Foto: EPA / AXEL HEIMKEN

Martin Schulz ist der zupackende, emotionale, direkte, nicht selten laute Typ Politiker. Aber so herzhaft fest, wie der deutsche Sozialdemokrat am Dienstag mitten im Plenum des Europaparlaments in Straßburg kurz nach Mittag Rebecca Harms umarmte, hat man selbst ihn selten gesehen.

Nur zwei, drei Minuten später sollte Interimspräsident Gianni Pittella den 751 EU-Abgeordneten von seinem Pult aus offiziell das Ergebnis des ersten Wahlgangs zur Wahl des EU-Parlamentspräsidenten bekanntgeben: Da wusste ein erleichterter, ja strahlender Schulz aber offenbar schon alles.

409 Abgeordnete stimmten für ihn; bei 723 abgegebenen Stimmen, von denen 111 ungültig waren. Gereicht hätten sogar bloß 307 Stimmen. Seine drei Gegenkandidaten kamen über die Stimmenanzahl ihrer Fraktionen und Lager kaum hinaus - darunter die Grüne Ulrike Lunacek, die 51 Stimmen bekam.

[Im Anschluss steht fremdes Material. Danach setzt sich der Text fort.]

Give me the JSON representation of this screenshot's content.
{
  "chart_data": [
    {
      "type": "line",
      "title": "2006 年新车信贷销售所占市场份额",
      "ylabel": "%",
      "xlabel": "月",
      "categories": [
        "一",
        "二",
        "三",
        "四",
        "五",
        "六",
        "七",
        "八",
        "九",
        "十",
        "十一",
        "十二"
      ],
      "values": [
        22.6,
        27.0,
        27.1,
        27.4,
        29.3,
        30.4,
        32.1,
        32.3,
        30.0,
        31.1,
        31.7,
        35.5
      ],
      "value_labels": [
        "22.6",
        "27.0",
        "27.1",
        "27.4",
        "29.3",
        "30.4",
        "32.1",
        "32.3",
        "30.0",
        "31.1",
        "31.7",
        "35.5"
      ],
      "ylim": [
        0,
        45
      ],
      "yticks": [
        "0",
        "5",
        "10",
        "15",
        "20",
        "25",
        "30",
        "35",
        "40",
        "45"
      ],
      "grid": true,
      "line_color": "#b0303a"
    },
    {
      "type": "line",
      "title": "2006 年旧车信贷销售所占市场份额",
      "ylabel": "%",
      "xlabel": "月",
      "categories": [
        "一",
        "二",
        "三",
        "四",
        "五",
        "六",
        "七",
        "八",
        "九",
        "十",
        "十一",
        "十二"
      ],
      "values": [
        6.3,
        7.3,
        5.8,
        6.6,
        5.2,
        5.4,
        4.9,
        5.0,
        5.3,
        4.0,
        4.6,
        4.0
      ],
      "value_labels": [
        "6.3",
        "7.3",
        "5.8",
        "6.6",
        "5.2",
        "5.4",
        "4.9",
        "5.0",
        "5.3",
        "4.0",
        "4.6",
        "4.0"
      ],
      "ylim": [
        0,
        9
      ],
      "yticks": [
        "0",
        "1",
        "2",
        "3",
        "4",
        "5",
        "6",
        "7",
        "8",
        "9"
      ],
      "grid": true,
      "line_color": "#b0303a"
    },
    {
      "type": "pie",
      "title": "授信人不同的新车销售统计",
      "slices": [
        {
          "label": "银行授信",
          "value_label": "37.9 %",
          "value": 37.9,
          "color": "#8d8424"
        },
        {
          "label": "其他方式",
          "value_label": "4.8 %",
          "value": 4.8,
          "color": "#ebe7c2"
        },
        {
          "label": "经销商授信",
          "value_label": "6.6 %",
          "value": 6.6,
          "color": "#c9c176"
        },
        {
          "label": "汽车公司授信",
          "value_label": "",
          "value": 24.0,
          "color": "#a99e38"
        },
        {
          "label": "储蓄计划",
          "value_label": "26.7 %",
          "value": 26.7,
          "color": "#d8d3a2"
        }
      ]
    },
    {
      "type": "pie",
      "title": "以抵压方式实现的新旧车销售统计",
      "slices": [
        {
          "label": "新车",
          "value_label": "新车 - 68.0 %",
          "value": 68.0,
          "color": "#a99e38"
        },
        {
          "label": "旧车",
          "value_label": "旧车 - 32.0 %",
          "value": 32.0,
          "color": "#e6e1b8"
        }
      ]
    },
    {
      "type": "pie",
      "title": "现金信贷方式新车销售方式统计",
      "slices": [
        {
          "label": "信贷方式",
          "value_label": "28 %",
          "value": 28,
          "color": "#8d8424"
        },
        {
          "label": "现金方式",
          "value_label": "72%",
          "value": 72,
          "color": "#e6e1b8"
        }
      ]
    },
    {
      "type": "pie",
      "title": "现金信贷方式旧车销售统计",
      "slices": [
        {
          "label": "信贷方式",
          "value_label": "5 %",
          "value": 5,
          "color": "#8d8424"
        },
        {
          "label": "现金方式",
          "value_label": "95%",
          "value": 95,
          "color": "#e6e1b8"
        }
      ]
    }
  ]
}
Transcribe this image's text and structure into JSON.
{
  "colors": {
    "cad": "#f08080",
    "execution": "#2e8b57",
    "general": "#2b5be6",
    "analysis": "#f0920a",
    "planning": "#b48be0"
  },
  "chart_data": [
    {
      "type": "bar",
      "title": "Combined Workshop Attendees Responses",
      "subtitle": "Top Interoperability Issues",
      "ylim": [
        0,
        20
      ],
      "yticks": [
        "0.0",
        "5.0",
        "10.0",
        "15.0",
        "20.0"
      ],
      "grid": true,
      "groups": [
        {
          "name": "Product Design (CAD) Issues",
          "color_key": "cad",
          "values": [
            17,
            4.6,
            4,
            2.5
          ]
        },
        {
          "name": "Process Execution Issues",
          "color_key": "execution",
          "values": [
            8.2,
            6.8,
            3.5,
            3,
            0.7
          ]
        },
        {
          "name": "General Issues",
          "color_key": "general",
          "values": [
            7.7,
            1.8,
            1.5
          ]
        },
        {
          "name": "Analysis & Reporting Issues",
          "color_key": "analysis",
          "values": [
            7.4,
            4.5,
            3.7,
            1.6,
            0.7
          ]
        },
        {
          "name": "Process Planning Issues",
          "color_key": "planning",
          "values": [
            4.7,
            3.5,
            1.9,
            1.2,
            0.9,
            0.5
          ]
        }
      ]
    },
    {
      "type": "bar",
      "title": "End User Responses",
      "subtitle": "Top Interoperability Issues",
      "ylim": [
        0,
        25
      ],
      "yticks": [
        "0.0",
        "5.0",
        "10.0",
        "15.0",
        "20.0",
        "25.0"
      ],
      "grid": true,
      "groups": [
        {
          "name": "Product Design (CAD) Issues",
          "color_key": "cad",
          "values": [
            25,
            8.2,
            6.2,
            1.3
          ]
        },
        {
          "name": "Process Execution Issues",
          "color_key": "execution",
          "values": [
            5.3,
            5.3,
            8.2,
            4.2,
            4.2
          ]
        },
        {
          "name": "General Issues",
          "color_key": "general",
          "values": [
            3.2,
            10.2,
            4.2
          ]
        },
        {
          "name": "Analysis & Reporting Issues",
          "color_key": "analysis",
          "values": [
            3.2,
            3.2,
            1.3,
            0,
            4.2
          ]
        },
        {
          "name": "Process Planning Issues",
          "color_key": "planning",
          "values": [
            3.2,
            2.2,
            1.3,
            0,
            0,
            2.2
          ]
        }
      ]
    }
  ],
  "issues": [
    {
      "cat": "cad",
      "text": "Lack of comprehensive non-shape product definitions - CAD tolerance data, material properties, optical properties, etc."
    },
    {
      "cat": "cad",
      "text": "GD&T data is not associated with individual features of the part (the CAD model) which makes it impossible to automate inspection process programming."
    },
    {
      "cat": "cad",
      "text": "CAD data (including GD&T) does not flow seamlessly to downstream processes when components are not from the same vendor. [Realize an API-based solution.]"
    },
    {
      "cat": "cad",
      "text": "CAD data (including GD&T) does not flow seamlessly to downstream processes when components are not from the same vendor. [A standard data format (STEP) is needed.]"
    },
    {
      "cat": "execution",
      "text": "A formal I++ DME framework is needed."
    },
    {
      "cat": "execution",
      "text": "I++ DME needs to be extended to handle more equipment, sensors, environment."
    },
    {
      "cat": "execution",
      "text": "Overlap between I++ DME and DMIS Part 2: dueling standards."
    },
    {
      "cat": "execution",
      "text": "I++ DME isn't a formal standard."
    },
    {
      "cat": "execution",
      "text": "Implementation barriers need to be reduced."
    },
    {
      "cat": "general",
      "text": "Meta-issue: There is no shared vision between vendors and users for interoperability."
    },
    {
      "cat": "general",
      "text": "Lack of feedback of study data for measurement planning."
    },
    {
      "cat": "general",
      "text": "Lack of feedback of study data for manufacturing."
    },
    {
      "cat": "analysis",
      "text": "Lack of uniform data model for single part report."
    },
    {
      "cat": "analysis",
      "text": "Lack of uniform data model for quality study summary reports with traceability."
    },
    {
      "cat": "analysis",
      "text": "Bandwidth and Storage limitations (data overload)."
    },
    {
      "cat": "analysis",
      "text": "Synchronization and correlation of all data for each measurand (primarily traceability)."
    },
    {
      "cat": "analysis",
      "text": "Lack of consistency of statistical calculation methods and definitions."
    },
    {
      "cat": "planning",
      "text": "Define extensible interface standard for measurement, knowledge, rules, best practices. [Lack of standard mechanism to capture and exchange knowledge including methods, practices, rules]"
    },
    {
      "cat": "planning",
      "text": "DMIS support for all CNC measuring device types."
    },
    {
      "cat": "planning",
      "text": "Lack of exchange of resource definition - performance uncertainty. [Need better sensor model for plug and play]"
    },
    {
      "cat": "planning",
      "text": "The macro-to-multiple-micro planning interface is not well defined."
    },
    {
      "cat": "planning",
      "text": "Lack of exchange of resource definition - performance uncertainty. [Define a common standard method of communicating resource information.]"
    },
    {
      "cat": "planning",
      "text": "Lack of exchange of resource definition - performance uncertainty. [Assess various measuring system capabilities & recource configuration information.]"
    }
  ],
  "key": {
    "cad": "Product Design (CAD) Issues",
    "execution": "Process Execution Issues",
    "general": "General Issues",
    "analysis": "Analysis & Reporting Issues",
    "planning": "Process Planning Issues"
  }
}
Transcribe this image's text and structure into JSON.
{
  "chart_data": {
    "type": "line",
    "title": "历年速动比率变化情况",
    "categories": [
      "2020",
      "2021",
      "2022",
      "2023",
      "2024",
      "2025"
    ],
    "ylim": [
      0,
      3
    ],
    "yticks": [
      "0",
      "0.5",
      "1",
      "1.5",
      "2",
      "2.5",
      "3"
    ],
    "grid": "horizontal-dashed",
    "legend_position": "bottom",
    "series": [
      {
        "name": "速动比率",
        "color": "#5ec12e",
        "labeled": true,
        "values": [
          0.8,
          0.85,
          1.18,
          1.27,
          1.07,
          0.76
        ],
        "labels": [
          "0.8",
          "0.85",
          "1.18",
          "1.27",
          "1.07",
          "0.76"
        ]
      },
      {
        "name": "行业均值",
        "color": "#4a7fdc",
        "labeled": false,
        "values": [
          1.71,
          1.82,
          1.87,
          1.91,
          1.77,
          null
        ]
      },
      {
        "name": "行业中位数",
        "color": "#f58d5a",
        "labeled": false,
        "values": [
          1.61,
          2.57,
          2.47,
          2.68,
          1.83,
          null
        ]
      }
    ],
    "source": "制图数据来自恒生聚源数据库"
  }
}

409 Stimmen und eine Wiederwahl im ersten Anlauf, das musste für den Deutschen wohl auch eine sehr persönliche Genugtuung sein: In den vergangenen Tagen war viel Kritik an ihm geübt worden, dass er als nicht erfolgreicher Spitzenkandidat von Europas Sozialdemokraten sein Amt für eigene Zwecke einspanne. Er war bereits seit Jänner 2010 Präsident, trat vor zwei Wochen ab, um die Fraktion zu übernehmen und über die künftige EU-Kommission mit Jean-Claude Juncker verhandeln zu können, und selber dessen Stellvertreter zu werden.

Längste Amtszeit

Nun zieht er erneut ins Präsidentenbüro ein. Das hat vor ihm in der Tat noch nie jemand geschafft. Das höchste Amt in Straßburg war seit der Einführung der Direktwahlen 1979 stets zwischen den Mehrheits- bzw. den dominierenden Fraktionen abwechselnd auf jeweils zweieinhalb Jahre geteilt worden. Der Deutsche wird insgesamt fünf Jahre an der Spitze der Bürgerkammer gestanden sein, wenn er Anfang 2017 an einen Konservativen übergibt.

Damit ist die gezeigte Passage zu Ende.